Plimsolls go to Coast Guard casualty office, longtime mariner trainer, safety advocate

The editors of Professional Mariner have presented this year’s Plimsoll Awards for Outstanding Service to the U.S. Coast Guard office whose mission is to help vessel operators avoid casualties, to a mariner trainer who pioneered the concept of bridge resource management and to an industry executive who has advocated measures to end sinkings resulting from cargo liquefaction.

Brian Gauvin

Attending the 2013 Plimsoll Awards ceremony were, from left, Coast Guard MST 1 Todd Martin, Professional Mariner Editor John Gormley, MSTC Robert Fairchild, Clay Maitland and Capt. Bob Becker, who accepted an award on behalf of MITAGS colleague Capt. Richard Beadon.
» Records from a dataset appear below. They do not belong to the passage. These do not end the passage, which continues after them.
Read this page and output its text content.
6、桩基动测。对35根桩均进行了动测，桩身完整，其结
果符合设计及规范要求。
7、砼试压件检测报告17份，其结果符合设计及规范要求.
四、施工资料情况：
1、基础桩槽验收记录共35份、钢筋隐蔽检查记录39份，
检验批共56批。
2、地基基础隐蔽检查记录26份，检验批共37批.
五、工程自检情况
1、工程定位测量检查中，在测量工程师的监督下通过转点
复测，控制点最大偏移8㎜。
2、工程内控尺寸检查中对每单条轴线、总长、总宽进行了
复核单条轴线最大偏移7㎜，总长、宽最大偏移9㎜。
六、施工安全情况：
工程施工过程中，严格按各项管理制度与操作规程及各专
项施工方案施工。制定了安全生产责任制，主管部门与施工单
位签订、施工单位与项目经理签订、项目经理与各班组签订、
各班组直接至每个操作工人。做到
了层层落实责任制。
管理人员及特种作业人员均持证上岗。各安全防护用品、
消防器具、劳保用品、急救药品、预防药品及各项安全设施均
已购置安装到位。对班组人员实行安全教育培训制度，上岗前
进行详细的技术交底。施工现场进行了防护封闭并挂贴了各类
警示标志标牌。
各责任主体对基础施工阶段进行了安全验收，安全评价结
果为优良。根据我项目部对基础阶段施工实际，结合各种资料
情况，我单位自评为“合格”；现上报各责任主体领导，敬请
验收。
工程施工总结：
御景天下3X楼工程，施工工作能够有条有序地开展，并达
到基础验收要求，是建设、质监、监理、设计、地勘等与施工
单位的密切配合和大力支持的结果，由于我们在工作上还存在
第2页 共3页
The U.S. Coast Guard’s Office of Investigations & Casualty Analysis was selected as a Plimsoll winner for outstanding service by an organization for its work in casualty prevention. The mission statement of the office says: “We lead Coast Guard’s investigation program to promote safety, protect the environment, and to prevent future accidents.”

The office has long been responsible for analyzing casualties in order to determine their causes and develop recommendations to help the industry avoid future mishaps. But this process can take months or years to run its course. In recent years, the office has taken the initiative to issue safety alerts as soon as a problem has been identified. These alerts typically do not make reference to a specific casualty. But they do provide the industry with the latest information regarding how to address problems that may have contributed to a recent serious accident.

The award was presented on March 19 at the Connecticut Maritime Association’s Shipping 2013 conference in Stamford, Conn. Based at Coast Guard headquarters in Washington, D.C., the Office of Investigations & Casualty Analysis is directed by Capt. David S. Fish. Accepting the award on behalf of the office was MSTC Robert Fairchild, a senior technician at the U.S. Coast Guard Safety Lab in New London, Conn.

Capt. Richard Beadon, who conducts simulator training at the Maritime Institute of Training & Graduate Studies (MITAGS) near Baltimore, was a winner of a Plimsoll for outstanding service by an individual. Beadon, whose career stretches over 50 years, has provided shiphandling and safe navigation simulator training to mariners around the world and is considered a pioneer in the development of the concept of bridge resource management (BRM).

One of the people who nominated Beadon for the award had this to say about him: “Richard is in many ways, a founding father of BRM. While working at Warsash, England, he introduced this subject to a generation of U.K. mariners. If you look at the book by Robert Meurn, Watchstanding Guide for the Merchant Officer, many of the figures and attachments are credited to Richard…. Seeing Richard teach … was a real eye opener. The whole concept of voyage or passage planning was taken to a different level. I firmly believe that this has increased the safety of U.S. mariners in a way that is profound… His concern for the mariner and his safety is tangible and constant.”

Beadon was unable to attend the Shipping 2013 conference due to illness. Accepting the award on his behalf was Capt. Bob Becker, director of business development at MITAGS.
 

Courtesy MITAGS

Capt. Richard Beadon

Also receiving a Plimsoll for outstanding service by an individual was Clay Maitland, managing partner with International Registries. The award recognizes his efforts to spur action on the problem of liquefaction of cargoes (primarily nickel ore) aboard bulk carriers. Between 2010 and 2012 there were four sinkings of bulk carriers attributed to cargo liquefaction. Those sinkings took the lives of 66 mariners.

Maitland has been sounding the alarm about the problem in the hopes of convincing the industry to take action to end what are essentially avoidable accidents. Liquefaction occurs when certain ores are stored in ways that allow their water content to rise above levels that allow them to be transported safely. While some classification societies have issued standards for newbuilds that should help to reduce the dangers, Maitland has insisted that these design standards by themselves are not enough to end the problem. He has called for additional measures that include criminal penalties for misdescribing cargos, declaring uncovered terminals to be unsafe, and giving shipmasters authority to demand independent documentation of the moisture content of cargos.

“If we make enough noise, finally there will be a stop to these sinkings,” he has declared.